Word of the week: wěi tuō

Moving house or apartment is always a bit stressful and landlords (房东 fáng dōng in Chinese) can be difficult to deal with. Even more so when you’re in a foreign country and the procedures (not to mention the language) are quite different.

So last week one of my colleagues was packed up and ready to move out when he sent me a panicked message saying his fáng dōng was insisting on him giving “power of attorney, which I would never ever give someone other than my mom”.

He obviously understood this to mean his fáng dōng would have power over everything including literally life and death (that’s assuming a bizarre situation in which he is in hospital on life support and the doctors approach his Chinese landlord about turning it off).

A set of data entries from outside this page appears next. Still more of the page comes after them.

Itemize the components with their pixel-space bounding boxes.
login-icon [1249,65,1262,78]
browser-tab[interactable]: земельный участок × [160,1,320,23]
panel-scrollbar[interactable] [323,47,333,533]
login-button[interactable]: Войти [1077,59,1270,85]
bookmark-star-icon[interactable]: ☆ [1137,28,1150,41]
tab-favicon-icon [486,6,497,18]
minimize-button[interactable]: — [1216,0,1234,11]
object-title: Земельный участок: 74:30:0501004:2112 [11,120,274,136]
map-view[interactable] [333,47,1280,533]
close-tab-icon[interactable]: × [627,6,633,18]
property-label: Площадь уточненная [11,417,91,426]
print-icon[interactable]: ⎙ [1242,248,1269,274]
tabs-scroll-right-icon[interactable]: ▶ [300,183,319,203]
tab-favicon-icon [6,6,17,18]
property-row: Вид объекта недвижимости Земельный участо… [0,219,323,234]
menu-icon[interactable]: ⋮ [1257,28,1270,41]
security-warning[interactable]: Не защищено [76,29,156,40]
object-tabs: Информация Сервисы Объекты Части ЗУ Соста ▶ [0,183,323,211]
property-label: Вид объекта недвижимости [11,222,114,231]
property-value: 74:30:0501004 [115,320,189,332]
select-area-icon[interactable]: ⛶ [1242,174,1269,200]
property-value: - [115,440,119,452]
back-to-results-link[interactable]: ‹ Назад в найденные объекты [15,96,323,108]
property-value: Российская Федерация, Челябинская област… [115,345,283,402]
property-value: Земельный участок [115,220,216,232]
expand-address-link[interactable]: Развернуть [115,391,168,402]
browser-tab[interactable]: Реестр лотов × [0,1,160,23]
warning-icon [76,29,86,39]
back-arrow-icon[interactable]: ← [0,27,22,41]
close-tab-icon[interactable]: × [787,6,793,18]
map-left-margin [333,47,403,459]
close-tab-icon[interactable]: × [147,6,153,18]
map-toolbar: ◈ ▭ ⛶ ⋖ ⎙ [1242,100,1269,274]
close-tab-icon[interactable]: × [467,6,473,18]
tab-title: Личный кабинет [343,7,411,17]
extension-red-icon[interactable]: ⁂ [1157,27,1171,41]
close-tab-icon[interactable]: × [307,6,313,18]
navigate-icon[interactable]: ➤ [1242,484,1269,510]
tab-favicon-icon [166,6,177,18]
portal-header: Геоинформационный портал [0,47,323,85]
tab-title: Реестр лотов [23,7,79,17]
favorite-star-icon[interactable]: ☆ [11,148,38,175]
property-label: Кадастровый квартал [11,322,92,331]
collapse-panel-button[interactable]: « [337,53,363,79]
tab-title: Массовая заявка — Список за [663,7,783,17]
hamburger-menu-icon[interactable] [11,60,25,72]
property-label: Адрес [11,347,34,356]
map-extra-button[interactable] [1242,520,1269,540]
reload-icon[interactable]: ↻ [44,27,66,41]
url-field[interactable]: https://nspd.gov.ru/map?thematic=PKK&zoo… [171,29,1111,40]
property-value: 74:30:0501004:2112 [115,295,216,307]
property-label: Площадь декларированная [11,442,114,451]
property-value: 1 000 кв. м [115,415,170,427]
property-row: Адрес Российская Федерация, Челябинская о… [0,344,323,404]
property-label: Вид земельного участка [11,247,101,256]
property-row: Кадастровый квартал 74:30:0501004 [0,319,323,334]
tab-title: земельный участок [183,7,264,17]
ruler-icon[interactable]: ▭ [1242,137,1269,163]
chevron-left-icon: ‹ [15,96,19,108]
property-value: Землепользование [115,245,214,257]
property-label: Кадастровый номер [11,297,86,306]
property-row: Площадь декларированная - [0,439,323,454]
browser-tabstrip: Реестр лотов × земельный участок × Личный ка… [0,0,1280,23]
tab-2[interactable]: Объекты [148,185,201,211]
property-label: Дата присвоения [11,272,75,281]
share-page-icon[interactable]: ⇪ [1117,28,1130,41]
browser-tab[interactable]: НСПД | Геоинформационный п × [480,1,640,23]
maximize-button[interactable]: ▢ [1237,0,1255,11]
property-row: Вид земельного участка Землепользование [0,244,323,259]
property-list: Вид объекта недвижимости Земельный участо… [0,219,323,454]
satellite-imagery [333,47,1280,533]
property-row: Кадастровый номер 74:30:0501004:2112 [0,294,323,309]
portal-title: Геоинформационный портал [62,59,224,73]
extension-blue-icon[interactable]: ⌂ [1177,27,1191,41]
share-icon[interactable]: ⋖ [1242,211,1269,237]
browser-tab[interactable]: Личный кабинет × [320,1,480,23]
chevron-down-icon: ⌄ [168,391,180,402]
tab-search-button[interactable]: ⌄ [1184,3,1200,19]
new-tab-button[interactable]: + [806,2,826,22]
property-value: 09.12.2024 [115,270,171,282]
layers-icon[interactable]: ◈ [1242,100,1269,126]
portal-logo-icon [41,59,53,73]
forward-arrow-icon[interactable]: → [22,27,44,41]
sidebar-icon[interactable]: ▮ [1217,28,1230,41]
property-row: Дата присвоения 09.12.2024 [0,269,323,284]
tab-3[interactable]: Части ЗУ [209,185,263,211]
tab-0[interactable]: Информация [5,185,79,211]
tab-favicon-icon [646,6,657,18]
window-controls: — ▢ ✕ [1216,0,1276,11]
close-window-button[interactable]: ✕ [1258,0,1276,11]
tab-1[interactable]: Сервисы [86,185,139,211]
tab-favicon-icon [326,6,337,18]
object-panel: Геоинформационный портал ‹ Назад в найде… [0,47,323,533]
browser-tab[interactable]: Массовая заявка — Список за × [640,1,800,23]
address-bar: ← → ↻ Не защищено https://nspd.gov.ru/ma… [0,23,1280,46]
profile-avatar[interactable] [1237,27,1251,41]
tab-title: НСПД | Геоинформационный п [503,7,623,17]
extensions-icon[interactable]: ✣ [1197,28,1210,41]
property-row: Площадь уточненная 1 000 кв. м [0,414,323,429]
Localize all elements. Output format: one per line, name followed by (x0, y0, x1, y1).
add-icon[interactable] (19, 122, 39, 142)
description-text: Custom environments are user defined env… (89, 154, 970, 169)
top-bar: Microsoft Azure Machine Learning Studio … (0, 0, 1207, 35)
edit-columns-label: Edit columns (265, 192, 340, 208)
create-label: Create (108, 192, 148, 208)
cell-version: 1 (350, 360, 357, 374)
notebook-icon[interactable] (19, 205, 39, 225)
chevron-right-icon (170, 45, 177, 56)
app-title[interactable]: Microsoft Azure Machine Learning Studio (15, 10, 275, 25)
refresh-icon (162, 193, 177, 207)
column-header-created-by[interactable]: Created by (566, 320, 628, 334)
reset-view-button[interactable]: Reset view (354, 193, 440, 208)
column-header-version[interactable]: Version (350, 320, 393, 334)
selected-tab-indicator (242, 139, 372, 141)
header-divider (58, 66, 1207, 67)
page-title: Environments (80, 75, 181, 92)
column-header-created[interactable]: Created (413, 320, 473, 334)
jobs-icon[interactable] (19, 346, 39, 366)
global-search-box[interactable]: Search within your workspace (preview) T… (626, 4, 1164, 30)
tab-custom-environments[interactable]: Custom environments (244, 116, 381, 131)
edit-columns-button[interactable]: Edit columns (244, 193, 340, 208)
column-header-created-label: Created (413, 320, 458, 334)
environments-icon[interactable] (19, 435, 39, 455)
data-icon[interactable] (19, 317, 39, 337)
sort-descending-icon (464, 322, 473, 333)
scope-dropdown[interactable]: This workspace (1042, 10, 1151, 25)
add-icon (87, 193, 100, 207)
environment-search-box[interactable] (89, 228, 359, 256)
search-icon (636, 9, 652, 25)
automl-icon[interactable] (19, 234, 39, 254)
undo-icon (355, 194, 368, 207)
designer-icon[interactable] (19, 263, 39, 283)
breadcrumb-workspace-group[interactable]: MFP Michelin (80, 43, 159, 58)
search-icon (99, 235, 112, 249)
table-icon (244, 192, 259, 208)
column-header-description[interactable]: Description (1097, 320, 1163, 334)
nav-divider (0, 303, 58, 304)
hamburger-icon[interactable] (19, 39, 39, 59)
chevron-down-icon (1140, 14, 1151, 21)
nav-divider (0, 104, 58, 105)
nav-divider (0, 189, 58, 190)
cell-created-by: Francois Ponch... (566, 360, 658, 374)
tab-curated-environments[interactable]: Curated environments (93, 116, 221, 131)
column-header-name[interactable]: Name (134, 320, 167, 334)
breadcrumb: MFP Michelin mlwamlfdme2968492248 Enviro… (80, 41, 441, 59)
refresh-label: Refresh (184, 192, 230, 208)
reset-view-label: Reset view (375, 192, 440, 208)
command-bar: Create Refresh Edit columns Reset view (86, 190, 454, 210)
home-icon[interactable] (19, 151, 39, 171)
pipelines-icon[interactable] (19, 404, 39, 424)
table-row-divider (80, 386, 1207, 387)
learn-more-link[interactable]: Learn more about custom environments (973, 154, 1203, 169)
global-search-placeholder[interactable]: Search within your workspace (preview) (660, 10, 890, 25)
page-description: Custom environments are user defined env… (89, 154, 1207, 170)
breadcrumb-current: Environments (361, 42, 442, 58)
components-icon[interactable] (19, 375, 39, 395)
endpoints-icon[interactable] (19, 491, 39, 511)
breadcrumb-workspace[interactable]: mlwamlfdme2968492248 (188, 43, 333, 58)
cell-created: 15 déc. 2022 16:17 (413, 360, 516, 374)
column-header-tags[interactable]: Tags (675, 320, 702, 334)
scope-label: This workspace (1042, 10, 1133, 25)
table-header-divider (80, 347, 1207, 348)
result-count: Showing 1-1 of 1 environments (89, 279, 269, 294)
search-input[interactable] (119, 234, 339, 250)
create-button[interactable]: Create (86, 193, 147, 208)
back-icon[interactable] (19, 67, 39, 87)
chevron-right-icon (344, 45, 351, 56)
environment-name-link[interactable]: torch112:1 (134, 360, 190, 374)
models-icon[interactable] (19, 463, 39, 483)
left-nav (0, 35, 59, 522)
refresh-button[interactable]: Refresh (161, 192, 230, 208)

What his fáng dōng was asking him to sign was a委托书 wěi tuō shū which would give them power to do certain specified things on behalf of the person signing it. The verb委托 wěi tuō means to entrust or request someone to do something on your behalf, usually in the legal sense.

我委托他办理租房手续wǒ wěi tuō tā bàn lǐ zū fáng shǒu xù I entrusted him to handle the paperwork for renting the apartment.

他委托律师立遗嘱tā wěi tuō lǜ shī lì yí shǔ He entrusted the lawyer to record his will.

If you want to say you entrusted someone to do something in a non-legal sense then you can just use 托tuō on its own. So if you send your mother in law to pick up the kids from school you can say

我托岳母去学校接我的孩子wǒ tuō yuè mǔ qù xué xiào jiē wǒ de hái zi I entrusted my mother in law to go to the school to pick up my kids.

However, if your mother in law is Chinese then it might be more likely that on the days you pick up your own kids your mother in law will be the one saying 今天我托女婿去学校接我的孩子 jīn tiān wǒ tuō nǚ xu qù xué xiào jiē wǒ de hái zi  today I entrusted my son in law to go to school and pick up my kids (anyone with kids in China will know what I’m talking about.)

Just to recap,委托 wěi tuō means “entrust” and 书 shū means a “letter” or “formal document” when used as a suffix. So, a wěi tuō shū is a letter document that basically says the holder has the authority to do things on behalf of the person who signed it. In the case of my colleague, his landlord was just requesting to be given the right to shut down his internet after he moved out. Not that scary after all.